◆インフレ時代の預金は、資産の価値減少に直結する

中野晴啓
中野晴啓氏
 銀行に資産を預けるだけでは安心できない一番の理由は、商品の価格が上がるインフレ傾向が続いていることでしょう。これまで、日本は長らくゼロ成長が続いており、モノの値段が上がらない現象「デフレ」の期間が長く続いていました。

 デフレの時代であれば、今日100円だった商品が、1年後も100円以下で買えることになり、お金の購買力は上がります。

 しかし、現在は世界的に、モノの値段が上がるインフレ傾向へと変わりつつあります。
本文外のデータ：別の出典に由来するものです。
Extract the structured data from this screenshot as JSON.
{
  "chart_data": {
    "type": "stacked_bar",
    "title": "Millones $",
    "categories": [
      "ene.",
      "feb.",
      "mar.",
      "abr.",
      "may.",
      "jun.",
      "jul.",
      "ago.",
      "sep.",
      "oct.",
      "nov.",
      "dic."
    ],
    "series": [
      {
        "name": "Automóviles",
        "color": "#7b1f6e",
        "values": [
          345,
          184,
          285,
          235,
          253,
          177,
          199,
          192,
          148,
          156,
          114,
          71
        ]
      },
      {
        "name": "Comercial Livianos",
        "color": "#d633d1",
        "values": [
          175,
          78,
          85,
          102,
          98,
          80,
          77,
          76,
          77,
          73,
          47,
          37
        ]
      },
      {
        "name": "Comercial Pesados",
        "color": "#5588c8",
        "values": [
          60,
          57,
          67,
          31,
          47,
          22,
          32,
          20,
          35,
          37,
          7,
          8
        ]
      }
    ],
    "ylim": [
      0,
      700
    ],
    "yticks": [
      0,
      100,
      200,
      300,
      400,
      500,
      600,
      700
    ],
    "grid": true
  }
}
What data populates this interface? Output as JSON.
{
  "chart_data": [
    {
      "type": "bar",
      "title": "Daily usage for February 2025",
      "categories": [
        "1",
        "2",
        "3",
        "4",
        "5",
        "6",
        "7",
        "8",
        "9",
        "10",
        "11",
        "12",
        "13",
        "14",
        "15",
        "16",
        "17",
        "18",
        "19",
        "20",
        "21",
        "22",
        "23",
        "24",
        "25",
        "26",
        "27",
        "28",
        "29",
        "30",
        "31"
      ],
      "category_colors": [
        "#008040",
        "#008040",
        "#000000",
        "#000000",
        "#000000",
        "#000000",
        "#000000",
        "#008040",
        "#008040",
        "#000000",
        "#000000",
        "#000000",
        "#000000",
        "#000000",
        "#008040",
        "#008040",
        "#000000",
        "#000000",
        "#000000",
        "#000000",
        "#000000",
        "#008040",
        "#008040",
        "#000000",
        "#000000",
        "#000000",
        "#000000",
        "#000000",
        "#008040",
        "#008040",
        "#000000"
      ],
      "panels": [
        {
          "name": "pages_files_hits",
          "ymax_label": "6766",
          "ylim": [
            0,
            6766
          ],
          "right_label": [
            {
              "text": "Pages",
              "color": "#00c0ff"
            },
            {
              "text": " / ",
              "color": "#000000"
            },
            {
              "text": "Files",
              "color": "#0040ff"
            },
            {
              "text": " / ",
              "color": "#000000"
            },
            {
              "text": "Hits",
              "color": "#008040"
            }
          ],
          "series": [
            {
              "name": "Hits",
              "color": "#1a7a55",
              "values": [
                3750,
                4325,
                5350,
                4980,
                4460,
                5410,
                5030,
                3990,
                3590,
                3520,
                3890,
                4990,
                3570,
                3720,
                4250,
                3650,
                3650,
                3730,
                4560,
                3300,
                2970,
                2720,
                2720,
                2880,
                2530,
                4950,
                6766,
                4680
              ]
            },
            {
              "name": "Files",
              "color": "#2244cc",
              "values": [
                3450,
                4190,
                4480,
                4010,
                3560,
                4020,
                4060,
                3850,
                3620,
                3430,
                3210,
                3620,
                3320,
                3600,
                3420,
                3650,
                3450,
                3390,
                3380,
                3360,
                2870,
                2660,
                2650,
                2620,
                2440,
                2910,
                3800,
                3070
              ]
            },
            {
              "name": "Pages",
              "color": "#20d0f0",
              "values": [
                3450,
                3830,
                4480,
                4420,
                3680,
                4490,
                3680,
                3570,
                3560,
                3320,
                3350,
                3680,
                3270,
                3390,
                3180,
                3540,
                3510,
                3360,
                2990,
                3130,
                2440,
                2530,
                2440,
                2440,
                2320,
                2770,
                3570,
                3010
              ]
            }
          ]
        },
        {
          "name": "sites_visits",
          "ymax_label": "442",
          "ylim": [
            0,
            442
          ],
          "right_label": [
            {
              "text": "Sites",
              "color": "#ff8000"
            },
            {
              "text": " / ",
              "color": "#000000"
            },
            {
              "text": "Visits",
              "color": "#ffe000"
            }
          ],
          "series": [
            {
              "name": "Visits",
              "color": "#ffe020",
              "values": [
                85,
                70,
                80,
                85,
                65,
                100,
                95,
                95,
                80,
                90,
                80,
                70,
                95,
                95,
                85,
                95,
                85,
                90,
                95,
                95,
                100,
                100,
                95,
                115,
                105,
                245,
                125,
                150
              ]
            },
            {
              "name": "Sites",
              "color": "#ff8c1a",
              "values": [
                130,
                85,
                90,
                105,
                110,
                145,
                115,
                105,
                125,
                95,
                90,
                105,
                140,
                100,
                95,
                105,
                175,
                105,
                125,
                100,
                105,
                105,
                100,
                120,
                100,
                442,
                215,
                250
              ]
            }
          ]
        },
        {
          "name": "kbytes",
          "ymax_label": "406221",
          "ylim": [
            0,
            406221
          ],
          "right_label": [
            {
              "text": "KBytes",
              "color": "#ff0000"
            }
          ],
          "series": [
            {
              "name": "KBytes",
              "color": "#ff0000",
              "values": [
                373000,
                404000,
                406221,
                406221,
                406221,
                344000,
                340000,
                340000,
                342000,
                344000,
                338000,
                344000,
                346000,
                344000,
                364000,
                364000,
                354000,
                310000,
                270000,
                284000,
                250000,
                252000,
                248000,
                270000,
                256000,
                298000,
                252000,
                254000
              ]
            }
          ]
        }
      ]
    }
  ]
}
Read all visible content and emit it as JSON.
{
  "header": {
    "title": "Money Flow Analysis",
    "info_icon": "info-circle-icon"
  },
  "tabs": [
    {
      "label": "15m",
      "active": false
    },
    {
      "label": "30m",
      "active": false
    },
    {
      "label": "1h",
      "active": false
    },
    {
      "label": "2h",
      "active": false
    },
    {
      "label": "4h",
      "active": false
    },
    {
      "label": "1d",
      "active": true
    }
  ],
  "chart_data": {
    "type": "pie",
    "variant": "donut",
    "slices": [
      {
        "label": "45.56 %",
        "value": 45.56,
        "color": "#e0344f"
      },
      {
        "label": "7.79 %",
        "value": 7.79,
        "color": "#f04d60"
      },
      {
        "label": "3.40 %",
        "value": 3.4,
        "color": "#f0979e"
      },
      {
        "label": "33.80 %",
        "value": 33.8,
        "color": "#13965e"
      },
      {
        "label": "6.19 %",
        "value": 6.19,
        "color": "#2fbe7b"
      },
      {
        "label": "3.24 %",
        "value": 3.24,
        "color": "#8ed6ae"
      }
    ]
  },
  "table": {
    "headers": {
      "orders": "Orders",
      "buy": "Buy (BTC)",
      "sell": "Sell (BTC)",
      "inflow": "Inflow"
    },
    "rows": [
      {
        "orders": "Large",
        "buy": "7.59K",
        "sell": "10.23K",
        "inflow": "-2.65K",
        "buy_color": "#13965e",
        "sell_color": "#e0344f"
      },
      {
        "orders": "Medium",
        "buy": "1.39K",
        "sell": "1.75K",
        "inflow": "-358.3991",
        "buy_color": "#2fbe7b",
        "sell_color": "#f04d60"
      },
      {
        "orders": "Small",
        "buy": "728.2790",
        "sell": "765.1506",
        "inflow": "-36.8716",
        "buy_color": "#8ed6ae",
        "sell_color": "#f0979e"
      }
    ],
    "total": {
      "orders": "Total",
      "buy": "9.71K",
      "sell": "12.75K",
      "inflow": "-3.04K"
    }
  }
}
実際、日本全国の世帯が購入する製品やサービスの平均的な価格がどのくらい変動したかを測定する「消費者物価指数」は、前年同月比で3%近く上昇しています。

 特にこの1~2年の商品の値上がりはすさまじく、食品などの価格を見ても、昨年100円だったものが1.5倍値上げされ、今年は150円になっている……なんてことも多々ありました。今後は、今日100円だった商品が、1年後には200円くらいになっている可能性もないとは言えません。

 インフレが進めば、その分だけお金の価値も減ってしまう。いままでと同じように銀行にお金を預けておくだけでは、資産の額面自体は変わらずとも、その価値は相対的に下がる。

 つまり、資産を運用しないままでは、大切に築いた資産そのものを減らすことに直結してしまうのです。